Thanks to the Global Fishing Watch site, which she launched with Google and the company SkyTruth, she can visualize their route on a map and determine, thanks to algorithms studying their trajectory and speed, their fishing activities. Over the period, 900,000 hours of “visible fishing” were detected, in an area of international waters between the border marking Argentina’s exclusive economic zone and only up to 20 nautical miles offshore. .

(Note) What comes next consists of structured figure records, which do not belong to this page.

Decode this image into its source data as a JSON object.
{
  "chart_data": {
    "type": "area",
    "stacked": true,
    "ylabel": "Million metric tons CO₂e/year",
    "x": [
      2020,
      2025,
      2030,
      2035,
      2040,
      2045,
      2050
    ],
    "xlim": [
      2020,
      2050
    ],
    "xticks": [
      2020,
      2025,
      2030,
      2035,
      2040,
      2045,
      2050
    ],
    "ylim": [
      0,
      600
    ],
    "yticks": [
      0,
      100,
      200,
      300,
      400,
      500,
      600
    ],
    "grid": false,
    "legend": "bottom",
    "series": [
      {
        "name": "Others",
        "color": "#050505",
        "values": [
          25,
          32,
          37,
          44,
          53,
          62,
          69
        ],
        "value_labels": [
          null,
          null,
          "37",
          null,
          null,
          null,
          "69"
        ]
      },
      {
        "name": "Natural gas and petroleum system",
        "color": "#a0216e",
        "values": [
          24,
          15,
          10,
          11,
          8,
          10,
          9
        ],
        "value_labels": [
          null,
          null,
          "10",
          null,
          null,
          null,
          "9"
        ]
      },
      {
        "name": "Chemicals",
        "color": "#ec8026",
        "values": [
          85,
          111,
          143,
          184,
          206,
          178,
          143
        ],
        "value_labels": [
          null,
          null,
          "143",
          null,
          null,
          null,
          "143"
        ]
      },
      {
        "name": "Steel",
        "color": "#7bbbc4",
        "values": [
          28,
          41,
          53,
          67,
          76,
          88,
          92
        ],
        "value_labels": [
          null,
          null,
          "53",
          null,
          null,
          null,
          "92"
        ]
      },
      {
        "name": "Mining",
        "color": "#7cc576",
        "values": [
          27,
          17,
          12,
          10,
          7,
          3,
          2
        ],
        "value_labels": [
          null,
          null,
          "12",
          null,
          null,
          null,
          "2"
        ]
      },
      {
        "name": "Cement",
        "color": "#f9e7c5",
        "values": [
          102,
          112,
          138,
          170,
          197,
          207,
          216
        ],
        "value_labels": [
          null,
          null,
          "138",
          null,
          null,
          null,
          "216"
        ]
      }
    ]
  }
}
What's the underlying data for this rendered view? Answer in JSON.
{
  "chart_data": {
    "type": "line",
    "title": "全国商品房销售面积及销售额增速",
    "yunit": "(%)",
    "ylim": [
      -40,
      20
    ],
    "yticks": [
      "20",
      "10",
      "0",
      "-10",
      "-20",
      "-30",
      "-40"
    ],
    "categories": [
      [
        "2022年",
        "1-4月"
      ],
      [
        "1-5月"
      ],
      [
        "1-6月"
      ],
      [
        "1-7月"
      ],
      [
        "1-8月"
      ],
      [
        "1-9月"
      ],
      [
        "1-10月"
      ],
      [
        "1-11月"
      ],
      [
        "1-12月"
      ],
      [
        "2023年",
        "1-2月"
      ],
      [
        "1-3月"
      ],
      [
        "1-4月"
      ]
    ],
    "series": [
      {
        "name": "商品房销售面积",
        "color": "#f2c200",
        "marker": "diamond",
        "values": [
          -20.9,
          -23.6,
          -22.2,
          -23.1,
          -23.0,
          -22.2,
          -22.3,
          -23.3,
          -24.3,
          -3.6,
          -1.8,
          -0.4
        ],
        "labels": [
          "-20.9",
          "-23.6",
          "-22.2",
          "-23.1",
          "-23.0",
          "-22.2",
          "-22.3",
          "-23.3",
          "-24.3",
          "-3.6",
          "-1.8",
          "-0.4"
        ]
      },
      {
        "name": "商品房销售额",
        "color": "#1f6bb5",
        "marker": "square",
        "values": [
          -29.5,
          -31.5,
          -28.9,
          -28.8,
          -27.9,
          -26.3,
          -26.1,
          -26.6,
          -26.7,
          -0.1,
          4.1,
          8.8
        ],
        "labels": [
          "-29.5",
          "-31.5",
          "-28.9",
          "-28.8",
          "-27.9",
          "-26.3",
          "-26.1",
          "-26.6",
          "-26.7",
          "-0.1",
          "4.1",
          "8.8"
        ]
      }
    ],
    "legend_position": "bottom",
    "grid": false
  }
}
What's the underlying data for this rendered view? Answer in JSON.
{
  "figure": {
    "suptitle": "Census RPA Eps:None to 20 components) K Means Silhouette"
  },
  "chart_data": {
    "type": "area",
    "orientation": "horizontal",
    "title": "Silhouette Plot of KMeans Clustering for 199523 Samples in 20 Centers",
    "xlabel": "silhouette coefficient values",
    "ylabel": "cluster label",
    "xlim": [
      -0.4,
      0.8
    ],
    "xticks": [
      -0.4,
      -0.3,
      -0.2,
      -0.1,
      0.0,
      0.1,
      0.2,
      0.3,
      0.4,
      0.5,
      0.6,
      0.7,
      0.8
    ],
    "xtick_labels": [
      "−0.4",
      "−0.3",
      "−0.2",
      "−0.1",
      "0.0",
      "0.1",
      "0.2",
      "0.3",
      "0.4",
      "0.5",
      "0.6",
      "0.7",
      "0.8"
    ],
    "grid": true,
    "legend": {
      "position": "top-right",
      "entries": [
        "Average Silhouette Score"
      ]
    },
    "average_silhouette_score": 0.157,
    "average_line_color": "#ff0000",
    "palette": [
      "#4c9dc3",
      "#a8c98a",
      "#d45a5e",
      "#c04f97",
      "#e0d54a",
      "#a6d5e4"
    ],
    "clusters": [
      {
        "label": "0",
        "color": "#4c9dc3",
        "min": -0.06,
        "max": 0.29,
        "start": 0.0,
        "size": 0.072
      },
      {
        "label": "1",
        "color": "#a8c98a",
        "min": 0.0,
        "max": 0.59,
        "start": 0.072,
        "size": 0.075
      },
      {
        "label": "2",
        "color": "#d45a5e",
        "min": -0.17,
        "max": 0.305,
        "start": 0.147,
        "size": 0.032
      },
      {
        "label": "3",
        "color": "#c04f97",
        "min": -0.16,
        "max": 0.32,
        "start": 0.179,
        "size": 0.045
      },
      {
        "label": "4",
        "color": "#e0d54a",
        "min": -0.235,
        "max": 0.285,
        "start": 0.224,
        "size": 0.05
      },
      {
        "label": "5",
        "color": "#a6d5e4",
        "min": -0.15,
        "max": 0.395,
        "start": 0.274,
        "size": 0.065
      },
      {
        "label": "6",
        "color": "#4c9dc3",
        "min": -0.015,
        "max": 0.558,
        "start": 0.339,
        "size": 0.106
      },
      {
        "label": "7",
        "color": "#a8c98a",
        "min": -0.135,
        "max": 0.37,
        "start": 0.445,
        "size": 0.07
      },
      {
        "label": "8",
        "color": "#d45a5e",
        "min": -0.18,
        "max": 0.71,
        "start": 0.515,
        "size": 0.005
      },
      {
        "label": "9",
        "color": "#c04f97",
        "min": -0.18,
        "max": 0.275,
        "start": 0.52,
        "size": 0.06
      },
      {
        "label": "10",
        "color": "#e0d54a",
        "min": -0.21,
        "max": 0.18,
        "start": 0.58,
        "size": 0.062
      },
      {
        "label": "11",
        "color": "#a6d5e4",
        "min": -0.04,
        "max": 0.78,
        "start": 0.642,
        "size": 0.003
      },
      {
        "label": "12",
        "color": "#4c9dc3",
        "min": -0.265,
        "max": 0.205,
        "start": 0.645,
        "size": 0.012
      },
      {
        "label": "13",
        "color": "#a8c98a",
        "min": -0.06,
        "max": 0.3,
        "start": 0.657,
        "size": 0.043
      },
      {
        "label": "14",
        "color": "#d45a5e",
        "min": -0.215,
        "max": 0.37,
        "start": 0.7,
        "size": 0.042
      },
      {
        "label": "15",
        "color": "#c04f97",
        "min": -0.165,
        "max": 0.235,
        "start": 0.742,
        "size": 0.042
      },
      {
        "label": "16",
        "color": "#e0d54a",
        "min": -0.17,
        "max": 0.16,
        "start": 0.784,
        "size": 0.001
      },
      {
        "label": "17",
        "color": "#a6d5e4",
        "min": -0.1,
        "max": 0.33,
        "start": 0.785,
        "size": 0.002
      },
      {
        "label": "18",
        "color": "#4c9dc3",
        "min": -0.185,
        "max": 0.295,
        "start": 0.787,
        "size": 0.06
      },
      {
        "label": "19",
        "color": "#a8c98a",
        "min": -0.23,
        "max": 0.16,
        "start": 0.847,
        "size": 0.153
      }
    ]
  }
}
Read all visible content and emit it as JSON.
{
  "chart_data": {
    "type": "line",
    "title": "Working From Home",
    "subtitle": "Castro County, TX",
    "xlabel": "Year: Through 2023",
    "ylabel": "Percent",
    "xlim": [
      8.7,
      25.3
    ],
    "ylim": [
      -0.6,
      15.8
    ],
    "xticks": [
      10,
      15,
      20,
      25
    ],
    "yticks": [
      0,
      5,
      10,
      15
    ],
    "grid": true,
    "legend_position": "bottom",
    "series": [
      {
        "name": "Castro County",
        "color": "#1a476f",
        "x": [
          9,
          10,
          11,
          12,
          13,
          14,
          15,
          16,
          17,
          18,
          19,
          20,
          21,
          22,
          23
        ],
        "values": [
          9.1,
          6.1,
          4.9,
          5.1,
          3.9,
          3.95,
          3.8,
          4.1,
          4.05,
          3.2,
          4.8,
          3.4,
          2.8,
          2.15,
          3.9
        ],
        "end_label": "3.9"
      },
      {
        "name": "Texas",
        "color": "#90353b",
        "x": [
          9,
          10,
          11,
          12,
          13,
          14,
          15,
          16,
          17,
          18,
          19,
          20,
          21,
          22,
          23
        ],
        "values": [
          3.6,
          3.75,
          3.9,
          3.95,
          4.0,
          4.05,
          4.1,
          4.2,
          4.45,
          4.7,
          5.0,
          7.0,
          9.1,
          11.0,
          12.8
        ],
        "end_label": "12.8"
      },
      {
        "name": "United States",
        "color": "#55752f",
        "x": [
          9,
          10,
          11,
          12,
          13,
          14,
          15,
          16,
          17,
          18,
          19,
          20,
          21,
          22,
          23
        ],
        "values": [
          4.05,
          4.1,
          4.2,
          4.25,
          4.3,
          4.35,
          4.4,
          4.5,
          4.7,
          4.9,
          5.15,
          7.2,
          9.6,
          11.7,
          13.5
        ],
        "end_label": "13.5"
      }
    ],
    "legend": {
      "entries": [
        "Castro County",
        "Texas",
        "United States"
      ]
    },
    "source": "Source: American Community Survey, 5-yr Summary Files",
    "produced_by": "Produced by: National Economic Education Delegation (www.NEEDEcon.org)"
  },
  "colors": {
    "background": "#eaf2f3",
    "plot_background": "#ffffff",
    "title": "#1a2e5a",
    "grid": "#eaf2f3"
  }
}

Almost 70% of that number of hours was flown by about 400 Chinese ships, and 26% by South Korean, Spanish and Taiwanese ships, and only 1% by Argentinian ships. Above all, the activities of these ships were “hidden” for more than 600,000 hours, says Oceana. On more than 6,000 times, the Automatic Vessel Identification (AIS) system failed to transmit information for more than 24 hours, thus disappearing from the chart, often for several days.
“These ships which disappear along the Argentinian national waters could be looting its waters illegally”, denounced an official of the NGO, Beth Lowell, in a statement. In April 2020, boats were caught red-handed in Argentinian waters, with their identification system turned off, reports Oceana.
Potentially serious repercussions
More than 66% of these suspicious vessels identified by the NGO were Chinese boats fishing for squid. Squids migrate offshore to reproduce, and since they only live for one year, “overfishing (…) can have serious repercussions for the population (of the species) the following year,” the report explains. However, many other species feed on them, such as tuna or swordfish.
About half of the world’s squid fishery comes from Argentina, for which the fish industry is economically important. The report also points to the Spanish boats, of which nearly 90% “have apparently turned off their public tracking device at least once”. The NGO calls for better control of these fleets of foreign boats, in particular by making the use of the automatic identification system of vessels compulsory at all times.